According to him, vandalism started with destruction and theft of the street lights posts followed by the guard rails and now vandals are going for the slabs covering the drainage lines.

"This is happening at night because there's no light. I reported to the police, but they are reluctant to take action. Now the slabs are disappearing at a very fast rate. They are also targeting the road signs and this spells danger to road users," he added.

He argued that the financial damage of the roads will cost the already overburdened citizens, arguing that instead of KURA using road maintenance levy, they will have to use the money to redo the work from scratch. Last year National Transport Safety Authority (NTSA) ranked Outer Ring Road as one of the most dangerous roads in Nairobi after it claimed 32 lives between January and September 2021 making it the deadliest road in Nairobi.

“The barriers are supposed to make pedestrians use the footbridges but the vandalism will only worsen the situation where people dangerously cross the road,” said Keere.

Charles Anunda, a resident of Donholm said lack of street lights along the road has led to an increase in criminal activities in the area.

“This damage comes down to us because gangs are now regrouping near the dark sections to mug unsuspecting passersby. A big section of the road is not lit and the people cannot walk at night. People are mugged as early as 6pm,” he said.

Anunda appealed to President William Ruto to enforce the ban on the sale of scrap metals as a mitigation measure to stop vandalism of road infrastructure in the country.

“The scrap metal dealers are the ones encouraging this vandalism because they are in high demand at the moment. This was not the situation about two months ago but in the past two weeks, the slabs are being vandalised one after the other,” said Anunda.

He noted that vandalism heightened during political campaigns.

“Casual labourers sweep the road on a regular basis and they must have seen what is going on. Where are police officers when all this is happening?” Anunda posed.

The paving slabs are being vandalised and the concrete crashed for the iron rods and the mesh to sell to scrap metal dealers.

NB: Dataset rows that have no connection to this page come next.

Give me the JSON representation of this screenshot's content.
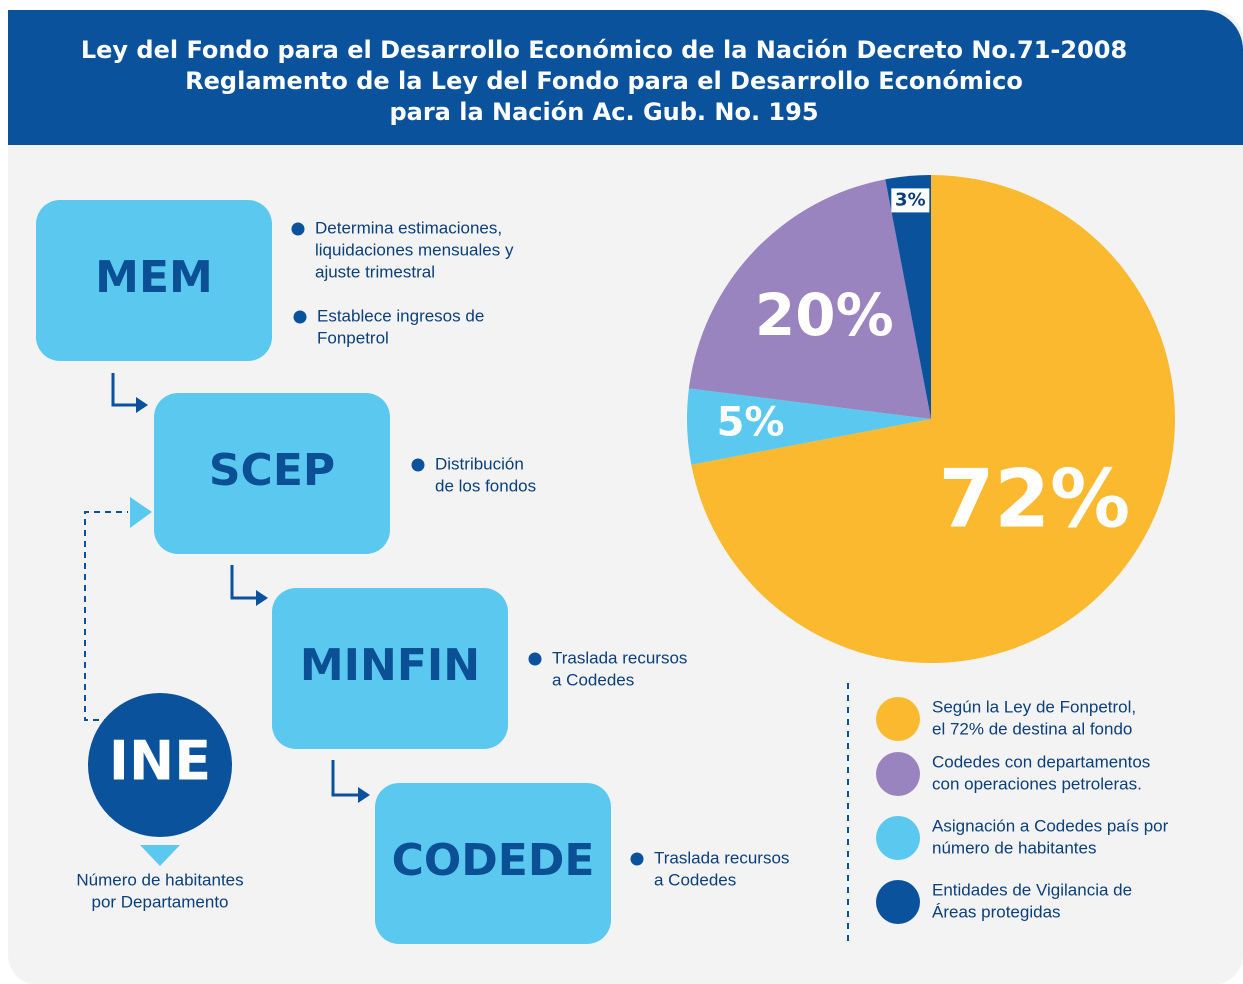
{
  "header": {
    "title": [
      "Ley del Fondo para el Desarrollo Económico de la Nación Decreto No.71-2008",
      "Reglamento de la Ley del Fondo para el Desarrollo Económico",
      "para la Nación Ac. Gub. No. 195"
    ]
  },
  "nodes": [
    {
      "label": "MEM",
      "notes": [
        [
          "Determina estimaciones,",
          "liquidaciones mensuales y",
          "ajuste trimestral"
        ],
        [
          "Establece ingresos de",
          "Fonpetrol"
        ]
      ]
    },
    {
      "label": "SCEP",
      "notes": [
        [
          "Distribución",
          "de los fondos"
        ]
      ]
    },
    {
      "label": "MINFIN",
      "notes": [
        [
          "Traslada recursos",
          "a Codedes"
        ]
      ]
    },
    {
      "label": "CODEDE",
      "notes": [
        [
          "Traslada recursos",
          "a Codedes"
        ]
      ]
    },
    {
      "label": "INE",
      "notes": [
        [
          "Número de habitantes",
          "por Departamento"
        ]
      ]
    }
  ],
  "chart_data": {
    "type": "pie",
    "categories": [
      [
        "Según la Ley de Fonpetrol,",
        "el 72% de destina al fondo"
      ],
      [
        "Asignación a Codedes país por",
        "número de habitantes"
      ],
      [
        "Codedes con departamentos",
        "con operaciones petroleras."
      ],
      [
        "Entidades de Vigilancia de",
        "Áreas protegidas"
      ]
    ],
    "values": [
      72,
      5,
      20,
      3
    ],
    "value_labels": [
      "72%",
      "5%",
      "20%",
      "3%"
    ],
    "colors": [
      "#fbb92f",
      "#5bc8ef",
      "#9a84bf",
      "#0b529c"
    ]
  }
}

“A kilo of metal is sold for more than Sh100 and each paving slab could have metals weighing about eight kilogrammes. It is quick money for the vandals but the effects of it are far reaching,” he added.

Nickson Odinda, a motorcycle rider and a resident of Umoja One said poverty and high cost of living have pushed the young people to vandalise the road fittings to sell as scrap metals.

“If we had security lights these activities would not be happening and we wouldn’t have people being mugged,” said Odinda.